I would like to do some gradient hacking on a linear layer. The most elegant way I found to do this is to write a new gradient function as follows:

def custom_grad(s1=1, s2=1):
    class Custom(Function):

        @staticmethod
        def forward(ctx, inputs, weights):
            ctx.save_for_backward(inputs, weights)

            outputs = inputs @ weights.t()
            return s1 * outputs

        @staticmethod
        def backward(ctx, grad_output):
            inputs, weights = ctx.saved_tensors
            grad_input = grad_output.clone()

            dx = grad_input @ weights
            dw = grad_input.unsqueeze(-1) @ inputs.unsqueeze(1)

            return s2 * dx, dw.sum(0)

    return Custom.apply

The problem with this approach, however, is that it is so extremely slow (it takes twice as long) due to the two matrix multiplications. I tried using something like dx, dw = torch.autograd.grad(outputs, [inputs, weights], grad_input) to speed things up, but for some reason outputs is a leaf variable and therefore does not allow gradients to flow through.

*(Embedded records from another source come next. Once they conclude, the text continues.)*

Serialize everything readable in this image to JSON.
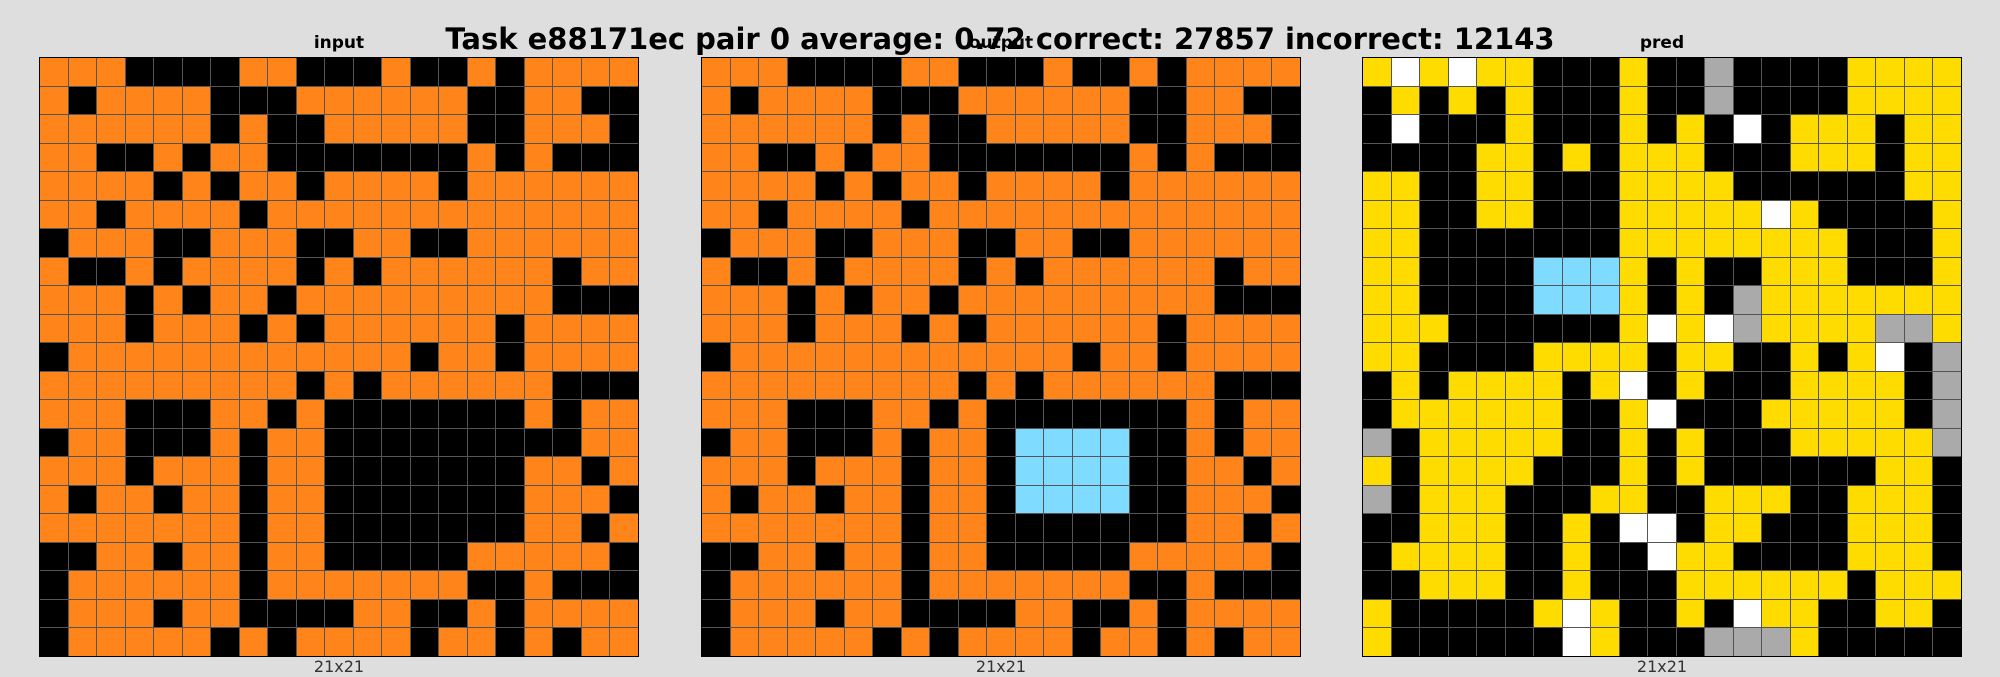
{
  "title": "Task e88171ec pair 0 average: 0.72 correct: 27857 incorrect: 12143",
  "colors": {
    "0": "#000000",
    "4": "#ffdc00",
    "5": "#aaaaaa",
    "7": "#ff851b",
    "8": "#7fdbff",
    "9": "#ffffff"
  },
  "panels": [
    {
      "title": "input",
      "caption": "21x21",
      "rows": [
        "777000077000700707777",
        "707777000777777007700",
        "777777070077777007770",
        "770070770000000707000",
        "777707077077770777777",
        "770777707777777777777",
        "077700777007700777777",
        "700707777070777777077",
        "777070770777777777000",
        "777077707077777707777",
        "077777777777707707777",
        "777777777070777777000",
        "777000770700000007077",
        "077000707700000000077",
        "777077707700000007707",
        "707707707700000007770",
        "777777707700000007707",
        "007707707700000777770",
        "077777707777777007000",
        "077707700007700707777",
        "077777070777707707077"
      ]
    },
    {
      "title": "output",
      "caption": "21x21",
      "rows": [
        "777000077000700707777",
        "707777000777777007700",
        "777777070077777007770",
        "770070770000000707000",
        "777707077077770777777",
        "770777707777777777777",
        "077700777007700777777",
        "700707777070777777077",
        "777070770777777777000",
        "777077707077777707777",
        "077777777777707707777",
        "777777777070777777000",
        "777000770700000007077",
        "077000707708888007077",
        "777077707708888007707",
        "707707707708888007770",
        "777777707700000007707",
        "007707707700000777770",
        "077777707777777007000",
        "077707700007700707777",
        "077777070777707707077"
      ]
    },
    {
      "title": "pred",
      "caption": "21x21",
      "rows": [
        "494944000400500004444",
        "040404000400500004444",
        "090004000404090444044",
        "000044040444000444044",
        "440044000444400000044",
        "440044000444449400004",
        "440000000444444440004",
        "440000888404004440004",
        "440000888404054444444",
        "444000000494954444554",
        "440000444404400404905",
        "040444404904000444405",
        "044444400490004444405",
        "504444400404000444445",
        "404444000404000000440",
        "504440004400444004440",
        "004440040990440004440",
        "044440040094400004440",
        "004440040004444440444",
        "400000494004094400440",
        "400000094000555400000"
      ]
    }
  ]
}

In the end, I only need to rescale some gradients, so it would be nice if I could just use the default autograd functionality, but it seems to be nearly impossible.

PS: I’m working with pytorch 0.4.0 for now

Hi,

You can use hooks for that.
Register a hook on the tensor whose gradient you want to scale, and return the scaled gradient.

I was hoping I could avoid the hooks, since it blurs the actual idea behind the gradient hacking. Seems like I don’t have much of a choice here then…

Well the hook are supposed to be the right way to do gradient hacking :wink:

@albanD Any ideas on how I can keep the effect of the gradient hacking local in a forward pass of a module?

def forward(self, x):
    raw = x @ self.weight.t()
    y = self.s1 * raw
    x.register_hook(lambda grad: grad * self.s2 / self.s1)
    return y

How can I prevent other gradients w.r.t. the tensor passed to x to be affected by this hook? I assume something like

h = x.register_hook(lambda grad: grad * self.s2 / self.s1)
h.remove()

would be something like a NO-OP.

Hi,

You can add x = x.clone() at the beginning of your forward function.

This seems to be working, thanks! The only issue is when the inputs do not require gradients (i.e. in the input layer). However, this can easily be resolved by using something like:

def forward(self, x):
    if x.requires_grad:
         x = x.clone()
         x.register_hook(lambda grad: grad * self.s2 / self.s1)

    raw = x @ self.weight.t()
    return self.s1 * raw